Jack, Have your postmistress read the definition of Media Mail in the
USPS Domestic Mail Manual. Sound recordings in all formats, regardless
of the material on which they are captured, qualify as Media Mail.
Phonograph records, whether shellac or vinyl or metal, qualify. Music
rolls, whether on paper or metal (as the Tel-Electric uses) or acetate,
qualify. I don't see why musical box discs would not qualify.
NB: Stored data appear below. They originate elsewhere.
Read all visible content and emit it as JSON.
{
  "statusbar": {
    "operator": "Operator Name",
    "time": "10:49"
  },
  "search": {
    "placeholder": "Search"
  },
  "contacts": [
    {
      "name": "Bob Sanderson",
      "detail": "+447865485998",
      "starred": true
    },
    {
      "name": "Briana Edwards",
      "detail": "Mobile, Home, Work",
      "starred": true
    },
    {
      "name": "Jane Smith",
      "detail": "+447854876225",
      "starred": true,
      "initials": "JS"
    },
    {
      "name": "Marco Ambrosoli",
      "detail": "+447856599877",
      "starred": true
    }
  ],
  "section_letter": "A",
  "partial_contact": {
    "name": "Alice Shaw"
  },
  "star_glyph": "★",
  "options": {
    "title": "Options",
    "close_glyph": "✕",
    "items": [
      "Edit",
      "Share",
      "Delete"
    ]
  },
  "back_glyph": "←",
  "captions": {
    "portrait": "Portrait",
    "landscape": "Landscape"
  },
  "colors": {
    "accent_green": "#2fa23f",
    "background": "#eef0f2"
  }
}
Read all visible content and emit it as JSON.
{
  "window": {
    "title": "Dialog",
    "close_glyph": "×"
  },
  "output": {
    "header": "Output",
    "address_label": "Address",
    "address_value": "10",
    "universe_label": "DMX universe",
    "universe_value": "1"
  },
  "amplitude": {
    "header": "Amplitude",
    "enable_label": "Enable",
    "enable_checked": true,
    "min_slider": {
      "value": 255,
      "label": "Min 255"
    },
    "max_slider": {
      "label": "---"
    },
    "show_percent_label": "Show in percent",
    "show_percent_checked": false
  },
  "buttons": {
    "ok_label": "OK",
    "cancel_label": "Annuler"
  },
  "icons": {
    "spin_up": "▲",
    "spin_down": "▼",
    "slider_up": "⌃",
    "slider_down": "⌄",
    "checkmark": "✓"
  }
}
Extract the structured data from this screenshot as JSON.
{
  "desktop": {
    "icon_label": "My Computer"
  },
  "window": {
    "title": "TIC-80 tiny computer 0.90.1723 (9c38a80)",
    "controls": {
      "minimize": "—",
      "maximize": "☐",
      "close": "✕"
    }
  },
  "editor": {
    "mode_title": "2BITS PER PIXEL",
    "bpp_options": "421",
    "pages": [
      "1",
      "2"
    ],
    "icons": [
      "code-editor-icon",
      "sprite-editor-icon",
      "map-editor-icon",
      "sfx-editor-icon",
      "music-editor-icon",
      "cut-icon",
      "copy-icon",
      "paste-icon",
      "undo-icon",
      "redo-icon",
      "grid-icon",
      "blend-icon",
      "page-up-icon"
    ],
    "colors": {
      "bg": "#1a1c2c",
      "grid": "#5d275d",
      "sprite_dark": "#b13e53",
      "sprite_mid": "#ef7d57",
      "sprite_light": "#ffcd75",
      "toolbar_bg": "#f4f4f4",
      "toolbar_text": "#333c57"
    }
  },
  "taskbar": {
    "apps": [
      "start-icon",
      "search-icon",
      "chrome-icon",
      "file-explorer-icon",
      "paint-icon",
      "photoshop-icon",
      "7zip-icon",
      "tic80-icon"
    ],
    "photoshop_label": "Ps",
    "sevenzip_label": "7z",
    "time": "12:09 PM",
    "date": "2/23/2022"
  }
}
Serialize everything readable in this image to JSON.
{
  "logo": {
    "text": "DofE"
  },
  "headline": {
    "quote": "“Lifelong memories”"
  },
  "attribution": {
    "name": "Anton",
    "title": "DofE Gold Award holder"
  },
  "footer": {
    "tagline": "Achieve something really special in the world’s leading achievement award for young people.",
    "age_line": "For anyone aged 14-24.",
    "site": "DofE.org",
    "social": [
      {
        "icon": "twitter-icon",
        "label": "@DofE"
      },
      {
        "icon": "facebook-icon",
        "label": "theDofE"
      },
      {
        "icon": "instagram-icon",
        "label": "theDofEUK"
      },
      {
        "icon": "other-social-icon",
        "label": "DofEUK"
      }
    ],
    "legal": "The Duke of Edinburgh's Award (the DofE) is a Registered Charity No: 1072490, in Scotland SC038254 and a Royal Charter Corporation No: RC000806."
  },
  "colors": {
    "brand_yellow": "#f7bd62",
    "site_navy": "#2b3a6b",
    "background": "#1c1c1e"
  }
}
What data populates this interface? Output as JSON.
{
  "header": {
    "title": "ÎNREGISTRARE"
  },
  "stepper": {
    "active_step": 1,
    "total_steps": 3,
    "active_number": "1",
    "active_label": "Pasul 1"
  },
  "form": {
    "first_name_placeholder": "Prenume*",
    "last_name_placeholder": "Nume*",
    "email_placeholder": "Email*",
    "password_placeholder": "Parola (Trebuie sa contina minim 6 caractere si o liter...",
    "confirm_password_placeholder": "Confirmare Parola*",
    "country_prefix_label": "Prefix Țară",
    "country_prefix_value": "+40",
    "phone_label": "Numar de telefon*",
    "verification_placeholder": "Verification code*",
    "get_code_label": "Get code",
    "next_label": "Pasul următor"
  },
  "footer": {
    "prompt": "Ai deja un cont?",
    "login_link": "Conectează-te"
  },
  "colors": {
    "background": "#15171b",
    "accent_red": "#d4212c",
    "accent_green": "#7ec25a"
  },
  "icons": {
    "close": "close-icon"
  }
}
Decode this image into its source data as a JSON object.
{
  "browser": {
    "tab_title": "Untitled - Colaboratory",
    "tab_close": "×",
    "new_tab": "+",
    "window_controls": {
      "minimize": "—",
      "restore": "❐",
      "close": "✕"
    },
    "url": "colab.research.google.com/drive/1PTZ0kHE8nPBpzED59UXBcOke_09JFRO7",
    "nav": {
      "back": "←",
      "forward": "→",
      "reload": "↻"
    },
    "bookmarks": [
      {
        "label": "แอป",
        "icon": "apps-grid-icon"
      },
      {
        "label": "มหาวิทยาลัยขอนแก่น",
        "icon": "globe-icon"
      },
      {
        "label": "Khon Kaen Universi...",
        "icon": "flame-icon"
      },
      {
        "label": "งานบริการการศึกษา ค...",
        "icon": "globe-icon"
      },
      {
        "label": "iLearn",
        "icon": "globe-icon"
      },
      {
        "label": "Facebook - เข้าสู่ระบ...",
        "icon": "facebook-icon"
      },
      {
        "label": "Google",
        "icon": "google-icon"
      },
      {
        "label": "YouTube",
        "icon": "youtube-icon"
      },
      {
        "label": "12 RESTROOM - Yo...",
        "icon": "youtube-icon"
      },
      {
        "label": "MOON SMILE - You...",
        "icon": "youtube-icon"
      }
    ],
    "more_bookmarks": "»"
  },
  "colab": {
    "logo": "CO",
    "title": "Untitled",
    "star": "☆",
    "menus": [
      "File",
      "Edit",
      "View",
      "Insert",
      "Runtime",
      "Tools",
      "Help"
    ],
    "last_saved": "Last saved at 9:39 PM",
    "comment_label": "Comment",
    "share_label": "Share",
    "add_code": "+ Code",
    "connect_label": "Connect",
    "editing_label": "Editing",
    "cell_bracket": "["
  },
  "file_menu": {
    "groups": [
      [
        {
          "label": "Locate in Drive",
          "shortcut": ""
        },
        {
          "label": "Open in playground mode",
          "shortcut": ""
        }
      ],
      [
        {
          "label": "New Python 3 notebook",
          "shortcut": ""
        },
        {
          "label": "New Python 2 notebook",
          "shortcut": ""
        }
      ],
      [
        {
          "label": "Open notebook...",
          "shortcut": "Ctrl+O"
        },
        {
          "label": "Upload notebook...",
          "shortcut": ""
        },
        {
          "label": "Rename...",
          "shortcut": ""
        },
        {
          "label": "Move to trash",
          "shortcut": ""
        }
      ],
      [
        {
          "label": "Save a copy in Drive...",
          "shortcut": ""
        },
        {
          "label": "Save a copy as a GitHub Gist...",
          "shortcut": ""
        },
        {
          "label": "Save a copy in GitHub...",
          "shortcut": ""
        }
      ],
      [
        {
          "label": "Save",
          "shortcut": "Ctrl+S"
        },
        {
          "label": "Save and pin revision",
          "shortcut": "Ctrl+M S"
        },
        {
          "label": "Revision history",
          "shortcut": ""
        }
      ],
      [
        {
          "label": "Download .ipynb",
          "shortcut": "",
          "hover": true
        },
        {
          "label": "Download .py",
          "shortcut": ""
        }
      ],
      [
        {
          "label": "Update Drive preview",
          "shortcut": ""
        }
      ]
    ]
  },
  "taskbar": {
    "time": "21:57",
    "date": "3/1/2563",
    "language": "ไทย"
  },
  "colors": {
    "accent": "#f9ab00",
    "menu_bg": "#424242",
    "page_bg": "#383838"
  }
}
Here is what section 473.2.2.e of the Domestic Mail Manual says about
sound recordings: "Sound recordings, including incidental announcements
of recordings and guides or scripts prepared solely for use with such
recordings. Video recordings and player piano rolls are classified as
I believe that Q.R.S. or Play-Rite or Ray Siou had to get a ruling from
the Postmaster General of the United States to clarify the issue with
piano rolls, which incidentally include music rolls of all sorts. You
may need to follow the same route or at least discuss your intent to do
so with your local postmistress.
Q.R.S. used to sell a piano roll rack (maybe it still does), but would
ship it by USPS mail only if you bought piano rolls with it. It took
me a long time to figure out why. If the rack is used as a shipping
"container" for the piano rolls, the whole thing is eligible for Media
Mail. Without the rolls, the rack has to be shipped by private
carrier, like UPS.
By the way, the USPS's earlier name for Media Mail was "Book Rate."
The nice thing about these rates is not only that the cost per pound
is rather low, but the cost does not depend on distance, unlike Parcel
Post (regular 4th class) service. For that reason, it may be cheaper
to use regular 4th class to ship a music roll across town; but to ship
it across the country, Media Mail can't be beat.